"Ah, well," said Mr. Binney, "I won't let a hundred a year, or even two, stand in the way, and we'll share alike if you're sensible about it. But I'm not going to pay you four hundred a year to look down on your father, so you had better make up your mind how you're going to behave before October comes."

Lucius sat silent with a gloomy countenance and his hands in his pockets. When he was at school the idea of his father accompanying him to Cambridge as a freshman seemed so absurd that he was sometimes surprised to find that he was enjoying life much as usual, without being very much burdened by it. When he was at home and realised how very much in earnest Mr. Binney was, the dark fate that hung over him became less remote, and filled him with gloomy forebodings. But youth is elastic. It seemed almost out of the question that Mr. Binney would succeed in passing the entrance examination, while Lucius himself was already admitted a member of Trinity College. The allowance his father had named seemed to him quite adequate, and he allowed himself to cheer up a little and inquire after the health of Mrs. Higginbotham.

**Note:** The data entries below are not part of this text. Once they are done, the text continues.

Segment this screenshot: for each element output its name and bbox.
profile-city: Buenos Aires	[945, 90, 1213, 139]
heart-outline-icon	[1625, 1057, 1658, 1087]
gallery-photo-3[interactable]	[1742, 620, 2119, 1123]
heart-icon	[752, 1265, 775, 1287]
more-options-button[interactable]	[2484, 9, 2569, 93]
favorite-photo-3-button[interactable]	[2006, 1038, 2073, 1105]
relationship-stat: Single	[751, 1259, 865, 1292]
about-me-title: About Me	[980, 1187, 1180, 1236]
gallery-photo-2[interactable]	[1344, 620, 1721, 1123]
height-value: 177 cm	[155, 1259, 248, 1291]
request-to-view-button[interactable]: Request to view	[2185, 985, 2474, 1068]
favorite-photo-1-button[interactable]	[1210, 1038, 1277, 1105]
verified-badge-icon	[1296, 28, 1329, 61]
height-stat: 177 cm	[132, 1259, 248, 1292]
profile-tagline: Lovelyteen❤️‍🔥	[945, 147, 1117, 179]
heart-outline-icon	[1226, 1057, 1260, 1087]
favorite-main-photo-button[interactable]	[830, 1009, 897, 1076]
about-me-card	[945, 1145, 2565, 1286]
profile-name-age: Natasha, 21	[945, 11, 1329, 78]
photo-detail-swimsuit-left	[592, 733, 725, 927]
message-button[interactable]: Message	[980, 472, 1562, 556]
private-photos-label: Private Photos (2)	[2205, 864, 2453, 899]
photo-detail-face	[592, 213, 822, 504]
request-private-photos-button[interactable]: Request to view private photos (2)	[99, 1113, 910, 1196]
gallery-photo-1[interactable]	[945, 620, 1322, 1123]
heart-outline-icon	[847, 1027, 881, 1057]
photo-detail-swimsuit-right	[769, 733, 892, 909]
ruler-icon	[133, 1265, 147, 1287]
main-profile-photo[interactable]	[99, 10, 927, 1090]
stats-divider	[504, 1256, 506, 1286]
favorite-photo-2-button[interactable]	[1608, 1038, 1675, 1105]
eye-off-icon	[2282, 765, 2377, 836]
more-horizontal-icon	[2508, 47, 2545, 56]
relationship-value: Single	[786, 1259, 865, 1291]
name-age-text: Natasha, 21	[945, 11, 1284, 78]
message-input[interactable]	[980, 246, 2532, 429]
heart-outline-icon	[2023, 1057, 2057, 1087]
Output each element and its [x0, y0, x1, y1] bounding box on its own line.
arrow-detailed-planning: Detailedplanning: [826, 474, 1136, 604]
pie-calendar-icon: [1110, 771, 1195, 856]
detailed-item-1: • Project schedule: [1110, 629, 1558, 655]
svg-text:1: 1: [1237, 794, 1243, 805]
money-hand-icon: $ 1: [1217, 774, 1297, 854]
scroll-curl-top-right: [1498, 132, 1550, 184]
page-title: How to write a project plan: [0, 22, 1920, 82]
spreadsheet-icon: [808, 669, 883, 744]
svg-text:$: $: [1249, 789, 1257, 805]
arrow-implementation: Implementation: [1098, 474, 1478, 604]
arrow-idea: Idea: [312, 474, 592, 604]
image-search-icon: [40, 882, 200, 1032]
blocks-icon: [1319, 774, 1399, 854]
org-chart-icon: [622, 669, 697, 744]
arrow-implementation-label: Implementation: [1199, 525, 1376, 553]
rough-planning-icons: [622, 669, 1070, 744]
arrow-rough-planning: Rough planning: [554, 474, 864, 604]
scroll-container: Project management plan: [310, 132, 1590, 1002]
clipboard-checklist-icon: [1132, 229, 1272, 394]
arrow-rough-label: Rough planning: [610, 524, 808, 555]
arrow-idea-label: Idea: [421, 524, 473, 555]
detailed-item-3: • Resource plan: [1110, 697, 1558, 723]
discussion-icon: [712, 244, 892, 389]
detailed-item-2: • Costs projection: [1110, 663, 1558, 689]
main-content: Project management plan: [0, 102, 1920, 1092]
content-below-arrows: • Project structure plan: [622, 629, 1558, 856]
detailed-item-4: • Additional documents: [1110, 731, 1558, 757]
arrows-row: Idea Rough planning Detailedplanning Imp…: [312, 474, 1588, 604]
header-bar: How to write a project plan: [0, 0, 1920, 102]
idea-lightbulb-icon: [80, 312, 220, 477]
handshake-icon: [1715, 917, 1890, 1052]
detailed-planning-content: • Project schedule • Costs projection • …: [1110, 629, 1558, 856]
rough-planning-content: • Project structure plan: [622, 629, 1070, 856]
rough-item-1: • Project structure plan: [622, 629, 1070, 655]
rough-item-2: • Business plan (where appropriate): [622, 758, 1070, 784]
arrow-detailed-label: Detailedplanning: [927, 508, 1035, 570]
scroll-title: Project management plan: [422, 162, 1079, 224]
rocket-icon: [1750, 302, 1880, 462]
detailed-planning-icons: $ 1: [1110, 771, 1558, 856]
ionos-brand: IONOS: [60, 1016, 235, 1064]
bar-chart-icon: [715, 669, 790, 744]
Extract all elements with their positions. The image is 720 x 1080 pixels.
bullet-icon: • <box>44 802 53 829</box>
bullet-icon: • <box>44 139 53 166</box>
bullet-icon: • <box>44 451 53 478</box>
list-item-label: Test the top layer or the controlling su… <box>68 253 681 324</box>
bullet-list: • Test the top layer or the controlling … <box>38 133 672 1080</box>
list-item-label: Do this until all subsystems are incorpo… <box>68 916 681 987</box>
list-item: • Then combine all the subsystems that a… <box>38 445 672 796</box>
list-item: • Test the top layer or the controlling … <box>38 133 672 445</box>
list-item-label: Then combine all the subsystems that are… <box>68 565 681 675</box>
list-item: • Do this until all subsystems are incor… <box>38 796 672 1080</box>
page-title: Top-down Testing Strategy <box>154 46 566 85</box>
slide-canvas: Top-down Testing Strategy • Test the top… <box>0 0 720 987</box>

Mr. Binney coughed in some little embarrassment.

"Mrs. Higginbotham has a bad cold," he said, "and is confined to the house. I hope she will be well enough to accompany me to Lord's for the Eton and Harrow match, if the state of her bronchial tubes, which are giving her a lot of trouble just now, permit of it. You will be able to introduce us to some of your friends and future companions at Cambridge."

"I'm very sorry," said Lucius, "but I shan't be there. Henley comes in the same week."

"I shall be at Henley as well," said Mr. Binney, "and Mrs. Higginbotham has kindly consented to accompany me. She takes a great interest in your rowing career, Lucius, as she does in every other manly sport. Ah! I hope the day may come when I myself—but we mustn't count our chickens before they are hatched, must we? With regard to Henley, you will be able to go about with us, I suppose, and see that——"

"Very sorry, father," interrupted Lucius hastily, "I shall be rowing nearly all day long. We're in for the Grand and the Ladies' Plate. Besides, the captain of the boats is a terrible fellow. If he caught one of us so much as speaking to a lady he'd cut up very rough."

"Why is that, pray?" inquired Mr. Binney.

"Oh, I don't know. They might offer us an ice or something. We have to be awfully strict, you know, over training."

"Ah, well, that's a pity. Mrs. Higginbotham would like to meet a few of the young fellows who will be my companions for the next three years. She said so. Perhaps you might get one of your cricketing friends who would be unoccupied to look after us."